Dáil debates

Wednesday, 10 April 2019

Building the Housing of the Future: Motion [Private Members]

 

3:20 pm

Photo of Mick BarryMick Barry (Cork North Central, Solidarity) | Oireachtas source

In late 2017 the Leeside apartments on Bachelors Quay in Cork were bought by the vulture fund, Lugus Capital. Notices to quit were issued immediately to all residents in the 78-apartment complex. Lugus Capital's plan was to evict, renovate and charge much higher rents. When the residents approached me, we set up a residents' group and decided to campaign against the evictions. The majority of residents who were Erasmus students went home at Christmas. The remainder who were unable to find alternative accommodation in a housing crisis had no alternative but to campaign and fight. They brought the vulture fund to the Residential Tenancies Board to force it to issue new notices to quit. They organised a series of protests outside the apartments. They also organised a march through the city which was attended by more than 300 people. They went on radio and television and to the newspapers, scandalised their landlord and made it absolutely clear that they were not for moving.

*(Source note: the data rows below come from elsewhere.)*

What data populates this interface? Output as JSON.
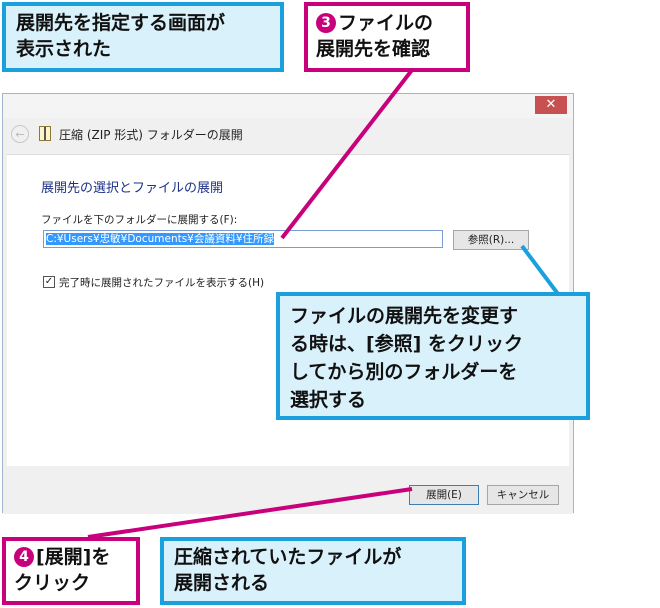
{
  "window": {
    "close_glyph": "✕",
    "back_glyph": "←",
    "wizard_title": "圧縮 (ZIP 形式) フォルダーの展開",
    "heading": "展開先の選択とファイルの展開",
    "field_label": "ファイルを下のフォルダーに展開する(F):",
    "path_value": "C:¥Users¥忠敏¥Documents¥会議資料¥住所録",
    "browse_label": "参照(R)...",
    "checkbox_mark": "✓",
    "checkbox_label": "完了時に展開されたファイルを表示する(H)",
    "extract_label": "展開(E)",
    "cancel_label": "キャンセル"
  },
  "callouts": {
    "screen_shown": [
      "展開先を指定する画面が",
      "表示された"
    ],
    "step3_number": "3",
    "step3": [
      "ファイルの",
      "展開先を確認"
    ],
    "change_tip": [
      "ファイルの展開先を変更す",
      "る時は、[参照] をクリック",
      "してから別のフォルダーを",
      "選択する"
    ],
    "step4_number": "4",
    "step4": [
      "[展開]を",
      "クリック"
    ],
    "result": [
      "圧縮されていたファイルが",
      "展開される"
    ]
  },
  "colors": {
    "callout_blue": "#1aa0dc",
    "callout_pink": "#c8007c",
    "callout_fill": "#d9f1fb",
    "heading_blue": "#1e3287",
    "selection": "#3399ff"
  },
  "icons": [
    "close-icon",
    "back-arrow-icon",
    "zip-folder-icon",
    "checkmark-icon"
  ]
}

Last summer Lugus Capital sued for peace. It offered to keep the residents in apartments if they agreed to switch apartments within the complex, pay higher rents under the HAP scheme and sign a non-disclosure agreement. Cork City Council agreed to the HAP option and, so to speak, the deal was done. I cannot say exactly when, but at some stage Lugus Capital decided to sell up. Having 14 HAP scheme tenants in its new luxury apartments was never part of the plan. Last month the Clúid Housing Association bought the apartments from Lugus Capital for €20 million. The 14 families get to keep a roof over their heads, the HAP scheme tenants will be allowed back into the original apartments, while more than this, 59 households are being taken off the Cork City Council housing waiting list and given new homes at Leeside.

This victory is a testament both to the Leeside residents who fought the evictions and my colleague Councillor Fiona Ryan who advised and worked alongside them every step of the way. With more than 10,000 officially homeless, the Leeside saga is rich in lessons and offers pointers on how the housing crisis might be tackled. Lesson No. 1 is that evictions can be fought and defeated, even when the landlord is a powerful vulture fund. An important pointer is that the key to saving homes and creating new one was taking the building out of private ownership. I prefer a model where the council directly takes control. I prefer a model where vulture fund landlords have their properties seized, rather than receiving lavish compensation. Nevertheless, there is a strong lesson, that is, that ending private ownership can save and create homes. The victory should provide inspiration for every tenant nationwide who is fighting eviction. It should not be a one-off. It should provide a strong element of a template for how the State should intervene in similar cases in the future. Last but not least, the Government should stop kowtowing to the landlord lobby and match the courage of the victorious residents by moving to ban all evictions into homelessness.